Exploitation SI et contrats d’infogérance : avantages et inconvénients

Cet article fait suite à un premier échange «Quels sont les impacts de l’agilité et du DevOps sur l’exploitation informatique ? »  qui abordait les différentes activités liées à l’exploitation IT, l’évolution du contexte du Système d’Information et de l’infogérance ainsi que ses conséquences sur le terrain.

Dans cette seconde partie, nous continuons la discussion avec Olivier Parker, porteur de l’offre Architecture du Système d’Information autour des points d’attention et des bonnes pratiques à mettre en place pour reprendre le contrôle de l’exploitation de son SI et de ses contrats d’infogérance.

 

Face à l’évolution du contexte et l’accélération de l’infogérance, à quels piliers de l’exploitation du SI faut-il faire attention en priorité ?

Le constat est clair : l’exploitation IT devient un facteur de risque réel pour les entreprises, et cela s’accentue. Il faut identifier à quoi être attentif en priorité.

En premier lieu, il faut absolument conserver la maîtrise de l’objet qui est exploité, que ce soit en direct ou au travers de tiers. Les acteurs impliqués, quel que soit leur rôle, ne doivent pas procéder à des changements sans avoir conscience des impacts dans une vision globale de l’architecture du Système d’Information.

L’analyse des modifications doit être menée de bout en bout et non pas “en silos”. L’exploitation informatique doit disposer de sa tour de contrôle !
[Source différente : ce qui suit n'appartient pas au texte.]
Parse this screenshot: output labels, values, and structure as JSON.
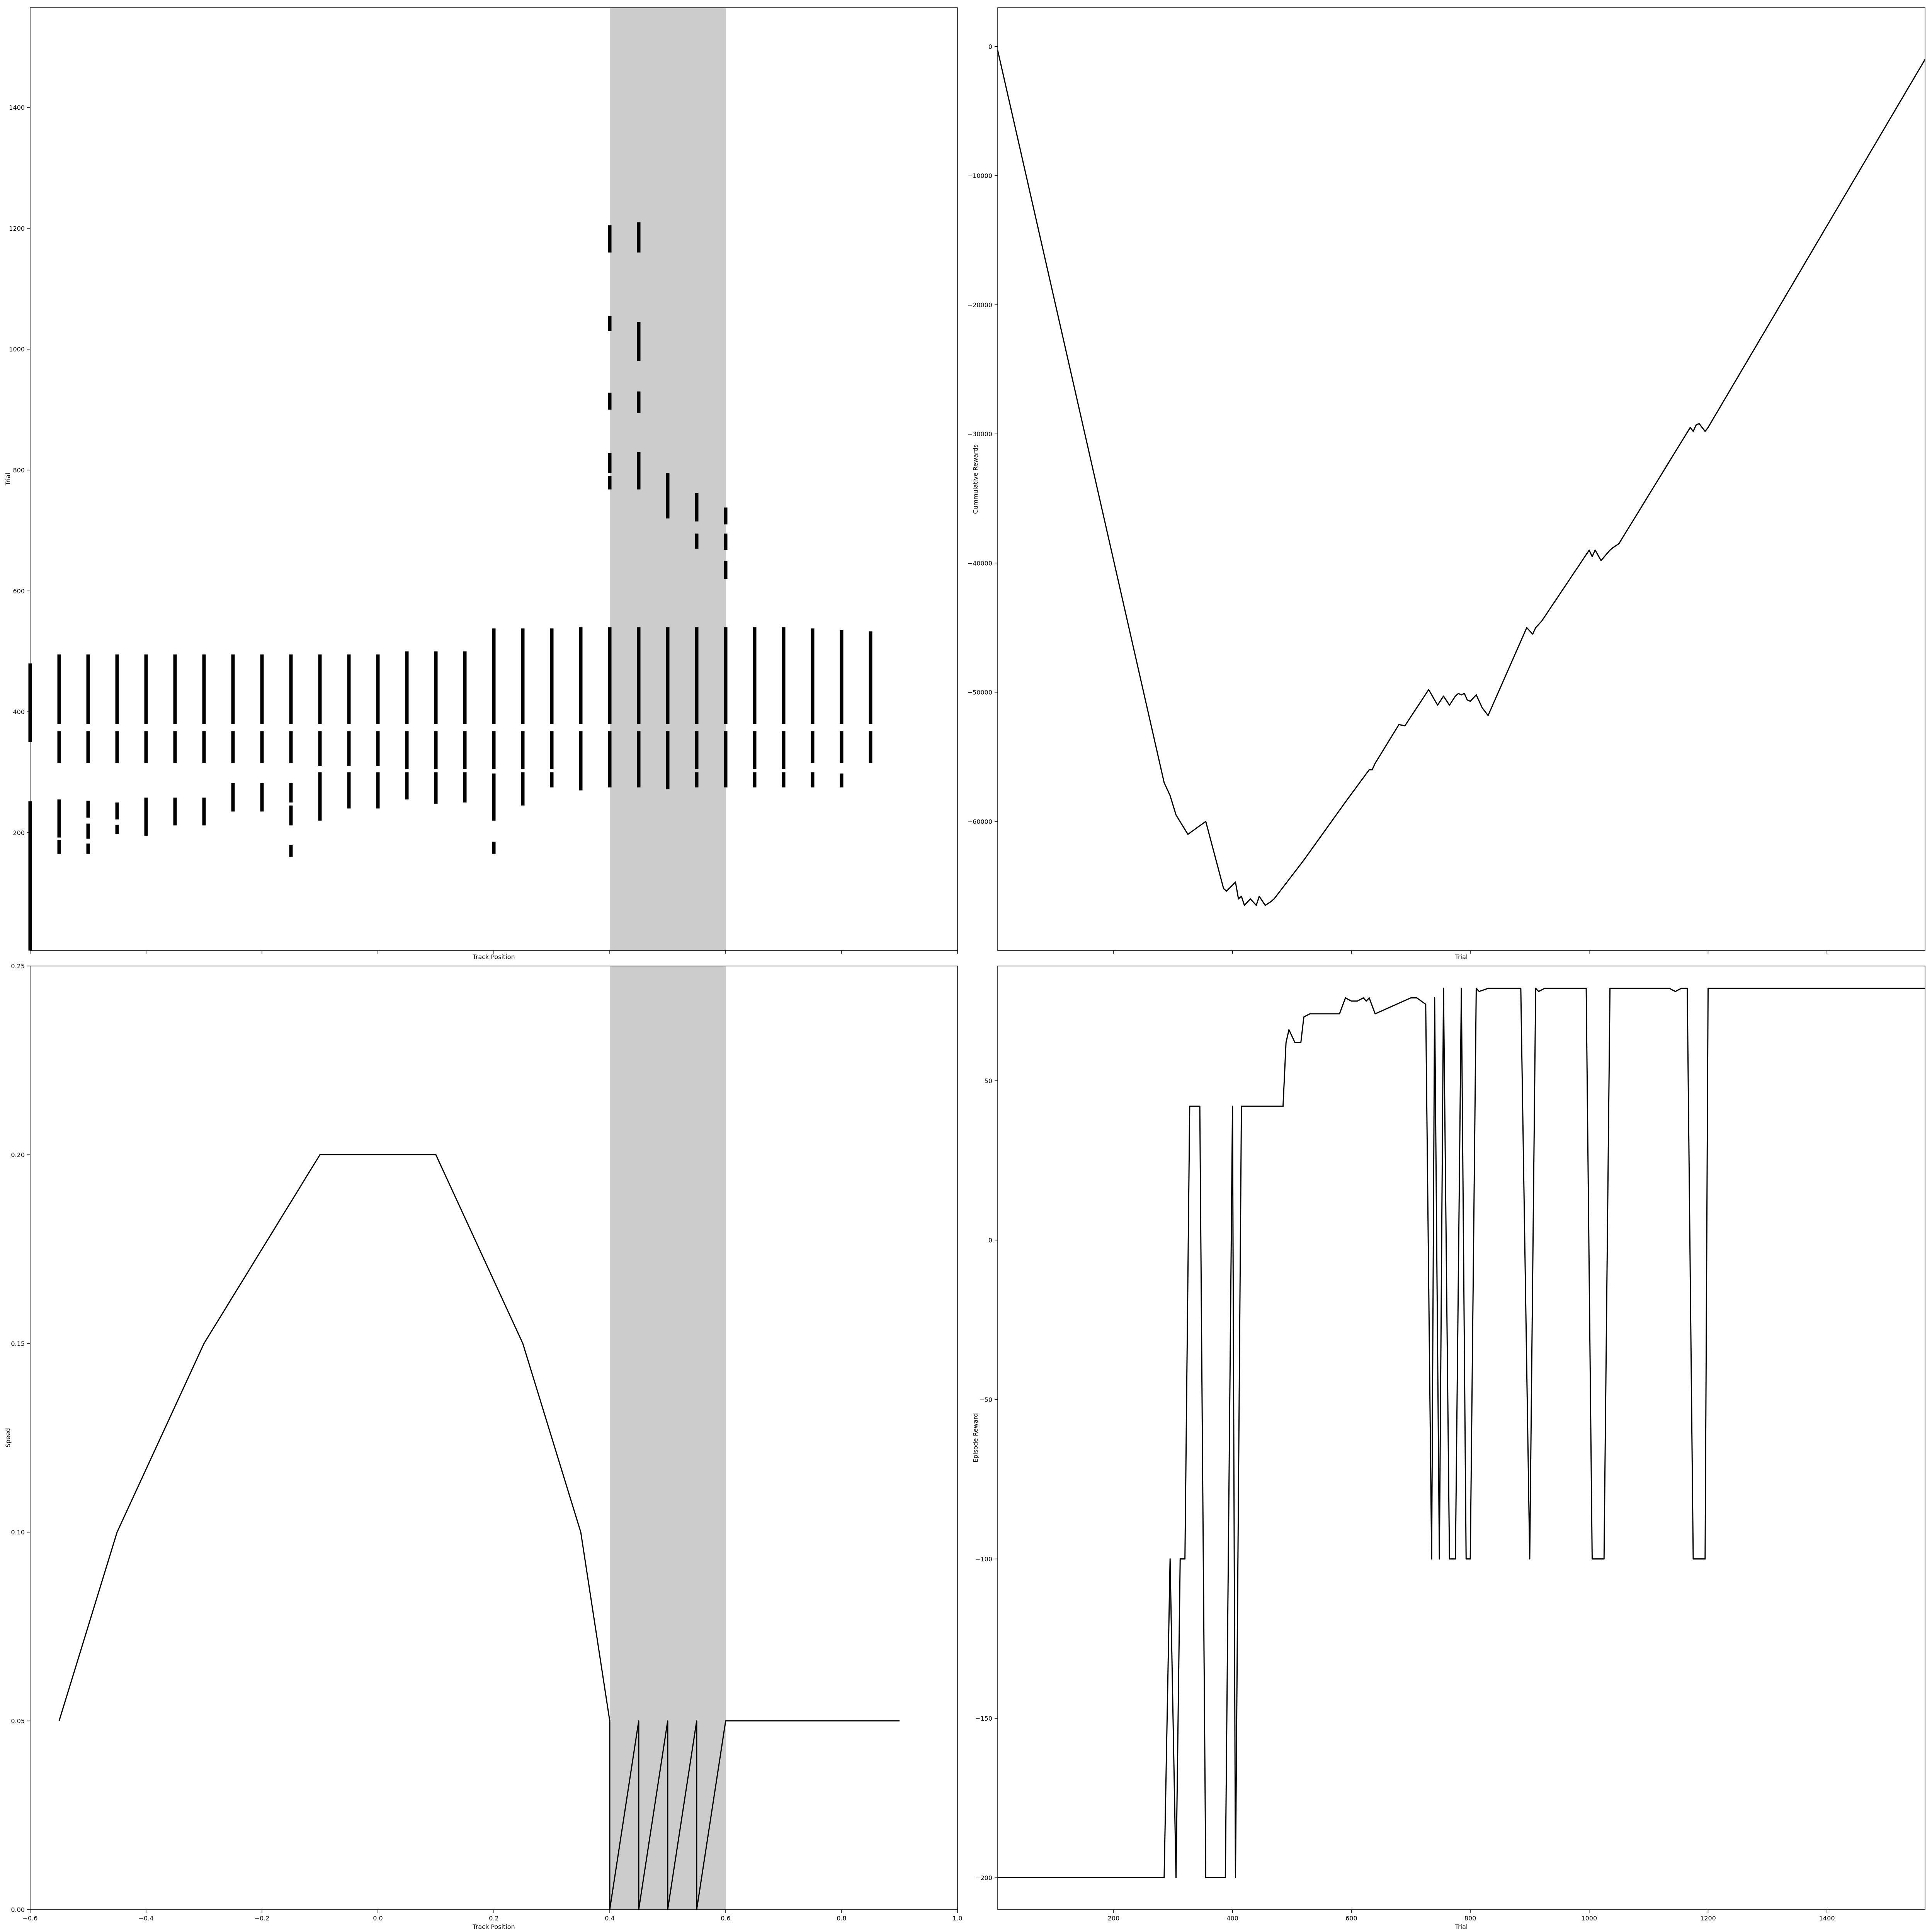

Ensuite, si une partie des activités d’exploitation est déléguée, il faut avoir une définition précise de la matrice RACI, à la fois sur les aspects de répartition des responsabilités et autour de la qualité de service.

Le troisième point essentiel, c’est que l’exploitation est perçue comme une ligne de coût et le restera. Il y a ainsi un enjeu de gouvernance des coûts engagés et de capacité à les rendre lisibles. Il ne s’agit pas que de garantir l’exploitation, mais aussi de le faire de manière transparente et industrielle en reliant service / qualité de service / unités de consommation et coût. Donc efficiente.

Il y a des enjeux d’organisation connexes aux outils. Quand le service d’exploitation doit consolider ses tableaux de bord, il doit par exemple intégrer les métriques fournies par les infogérants… qui doivent avoir un format adéquat.

Dans la majorité des cas que j’ai rencontrés, à minima l’un des trois est négligé !

A titre d’illustration, j’accompagnais une entreprise autour de l’architecture de son système d’information. Cet acteur avait externalisé l’exploitation technique de son SI par spécialité : réseau, sécurité, hébergement… Chaque semaine, un incident arrivait au niveau métier. La Direction des systèmes d’information se tournait vers l’expert réseau, qui reportait la responsabilité, et se tournait vers un autre prestataire qui faisait de même et ainsi de suite. Comme les contrats signés ne définissaient pas de périmètre clair et des engagements précis, les tiers mobilisés se désengageaient. Conséquence directe : le service rendu au métier était défaillant et la DSI, piégée, était impuissante.

J’ai également constaté que les Product Owners n’étaient pas à l’aise sur le pilotage des activités d’exploitation comme le suivi de l’obsolescence et la vulnérabilité de certaines couches internes. La complexité du rôle n’a pas jamais été complètement appréhendée et a souvent été négligée involontairement, faute d’explications claires sur la lettre de mission !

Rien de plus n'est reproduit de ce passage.